Published On: October 23, 2020 12:15 PM NPT By: SITU MANANDHAR
Most of us, all over Nepal, celebrate Dashain but we aren’t familiar with the many concepts and stories of this main festival of Hindus. Like with everything else, there are many myths and facts associated with Dashain that can help you see the festival in a new light. Also, the information can make for good conversation starters.
The tika mantra is different for men and women
Traditionally, a mantra would be chanted by the elders of the family (and some still do) while putting tika on their relatives. This mantra was a way of bestowing blessings. The Dashain tika mantra for women is mainly a praise of the different aspects of feminine strength, as depicted by the nine manifestations of Durga. The mantra for men, on the other hand, blessed the receiver with nine heroic qualities according to the Hindu culture, including victory, strength, honesty, pride, virtue, wealth, and a luxurious life. According to the Hindu mythology, gods and goddesses are considered equally powerful. It’s actually the social conditioning, over the years, that has led us to believe otherwise. The Dashain mantras actually promote gender equality as they contain ideas of men and women being equal, in all aspects.
Kumari and Ganesha puja are carried out during Dashain
In the Newar culture, young kids of the family are worshipped as deities because Newars believe they are the epitome of holiness and purity and so god resides within them, especially during the Navaratri. The Kumari puja applies to young girls who haven’t done undergone the traditional Bel Bibaha (marriage to the wood apple) and the ritual of gufa (marrying the sun). Likewise, young boys who haven’t undergone the ritual of Bratabandha are worshipped as manifestations of Lord Ganesha. During the Kumari and Ganesha puja, elders put tika and offer flowers to the children who are being worshipped. Then, as a sign of respect, children touch the feet of the elders and bless them with wishes of good health and a long life. The children, in turn, are given money and gifts.
In the past, Dashain used to be celebrated four times a year
In the past when people worshipped nature, Dashain used to be celebrated four times a year – in autumn, winter, spring, and summer. But overtime, people couldn’t afford to celebrate this grand festival multiple times a year – either because they were too busy or their finances didn’t allow for it. The reason why Sharadiya Dashain (Dashain of autumn season) became popular was because farmers – that made for a majority of the Nepali population back then – waited for the harvest during this time and even the water level in the rivers was low. This made it the perfect time for them to visit their relatives and family members who lived far away – without putting their work on hold or risking their lives. The Dashain of the winter (Hemantik Dashain) and summer (Grishma Dashain) aren’t celebrated anymore whereas the one celebrated in the spring season (Basantik Dashain) is what we now know as Chaite Dashain.

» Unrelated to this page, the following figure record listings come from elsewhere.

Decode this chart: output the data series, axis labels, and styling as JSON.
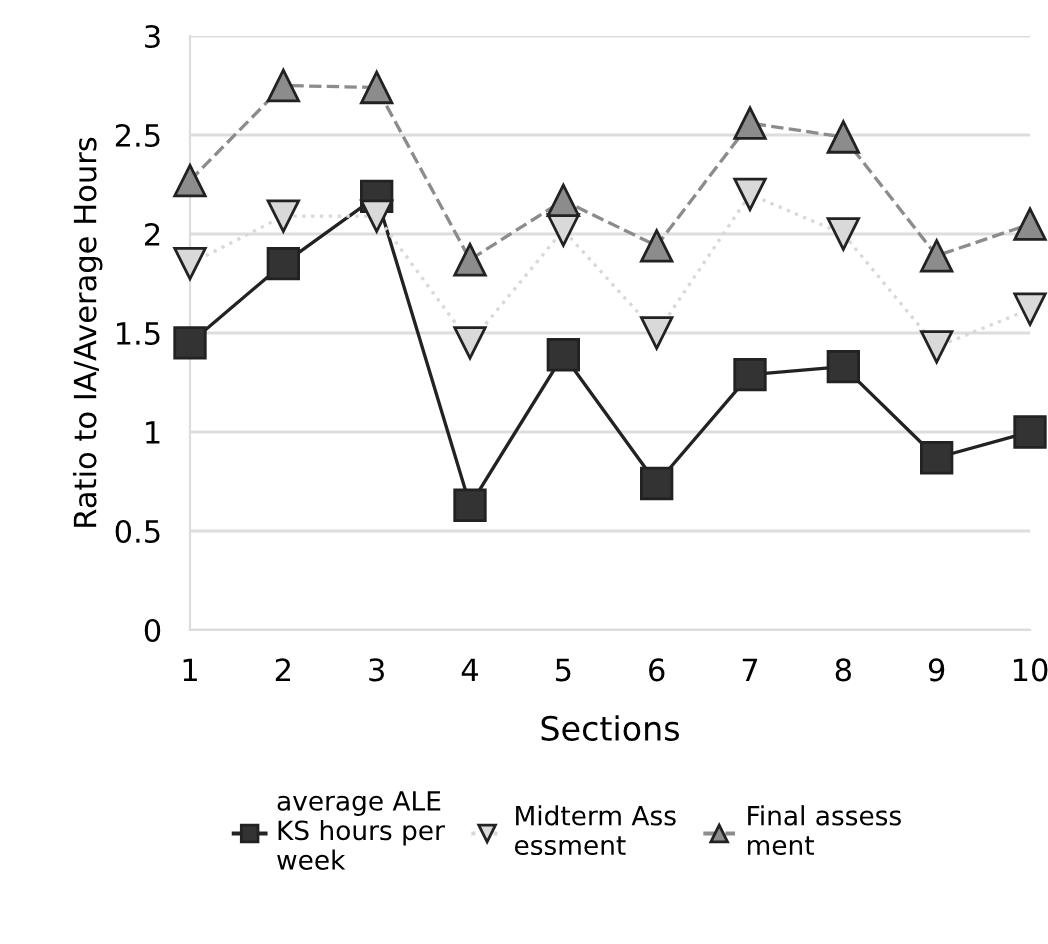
{
  "chart_data": {
    "type": "line",
    "xlabel": "Sections",
    "ylabel": "Ratio to IA/Average Hours",
    "x": [
      1,
      2,
      3,
      4,
      5,
      6,
      7,
      8,
      9,
      10
    ],
    "xlim": [
      1,
      10
    ],
    "xticks": [
      1,
      2,
      3,
      4,
      5,
      6,
      7,
      8,
      9,
      10
    ],
    "ylim": [
      0,
      3
    ],
    "yticks": [
      0,
      0.5,
      1,
      1.5,
      2,
      2.5,
      3
    ],
    "grid": "y",
    "legend": "bottom",
    "series": [
      {
        "name": "average ALE\nKS hours per\nweek",
        "color": "#333333",
        "marker": "square",
        "line_style": "solid",
        "values": [
          1.45,
          1.85,
          2.19,
          0.63,
          1.39,
          0.74,
          1.29,
          1.33,
          0.87,
          1.0
        ]
      },
      {
        "name": "Midterm Ass\nessment",
        "color": "#d9d9d9",
        "marker": "triangle_down",
        "line_style": "dotted",
        "values": [
          1.85,
          2.09,
          2.09,
          1.45,
          2.02,
          1.5,
          2.2,
          2.0,
          1.43,
          1.62
        ]
      },
      {
        "name": "Final assess\nment",
        "color": "#8c8c8c",
        "marker": "triangle",
        "line_style": "dashed",
        "values": [
          2.27,
          2.75,
          2.74,
          1.87,
          2.17,
          1.94,
          2.56,
          2.49,
          1.89,
          2.05
        ]
      }
    ]
  }
}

Dashain was moved from Chaitra to Asoj
The Dashain festival was originally celebrated during Chaitra. However, it was shifted to Asoj because the hot weather of Chaitra meant food couldn’t be stored for long. The food that was prepared for grand feasts of Dashain would quickly go bad in the warm weather. So people suffered from all sorts of digestive problems and other illnesses due to contaminated food. This dampened the spirit of celebration as a huge part of Dashain was about feasting. People then came up with the idea to shift it to Asoj when the weather is relatively milder, meaning food would stay fresh for a longer period.
Unmarried women aren’t allowed to see jamara
We all know that jamara is planted during Ghatasthapana. This can be done either by the man or woman in the family. However from the eighth day of Dashain (Asthami) till the tenth day (Bijaya Dashami), unmarried women aren’t allowed to visit the Dashain Ghar (the room where the jamara has been placed). Apparently this is because during Asthami, devotees sacrifice animals to please Kali, Hindu goddess of death, time, and doomsday. The weapons used for the sacrifice such as the Khukuri are cleaned, decorated and used inside the Dashain Ghar. To prevent women – unmarried women to be specific – from seeing blood splatters and horrific sights of death, they are forbidden to enter the Dashain Ghar until the place is cleaned out for Dashami’s tika.

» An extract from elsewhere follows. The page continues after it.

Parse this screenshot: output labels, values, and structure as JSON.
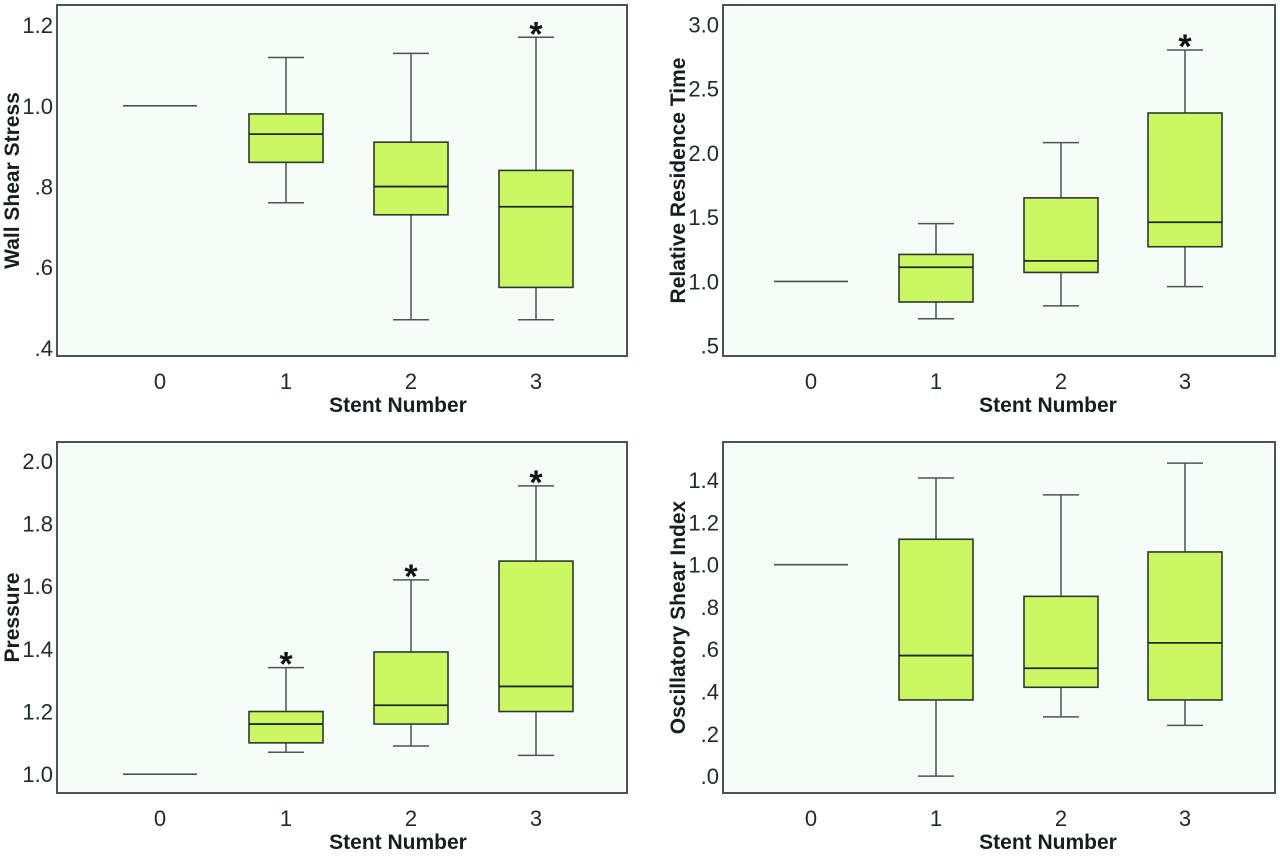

Phulpati also stands for the unification of Nepal
We know Phulpati is the seventh day of Dashain but not many of us know that it’s connected to the unification of Nepal. On Phulpati, Navapatriva (a combination of nine holy plants meant to represent nine Hindu deities) is brought from Gorkha to Dhading. As per our tradition, the one carrying it has to swim across the Budi Gandaki river. The Phulpati is brought to Kathmandu and honored with a 21-gun salute by the Nepal Army. A special parade is also carried out to signify the official arrival of Phulpati. The process of bringing Phulpati from Gorkha to Kathmandu is symbolic of the fact that Nepal is now unified and that the main cities are now equally blessed by goddess Durga.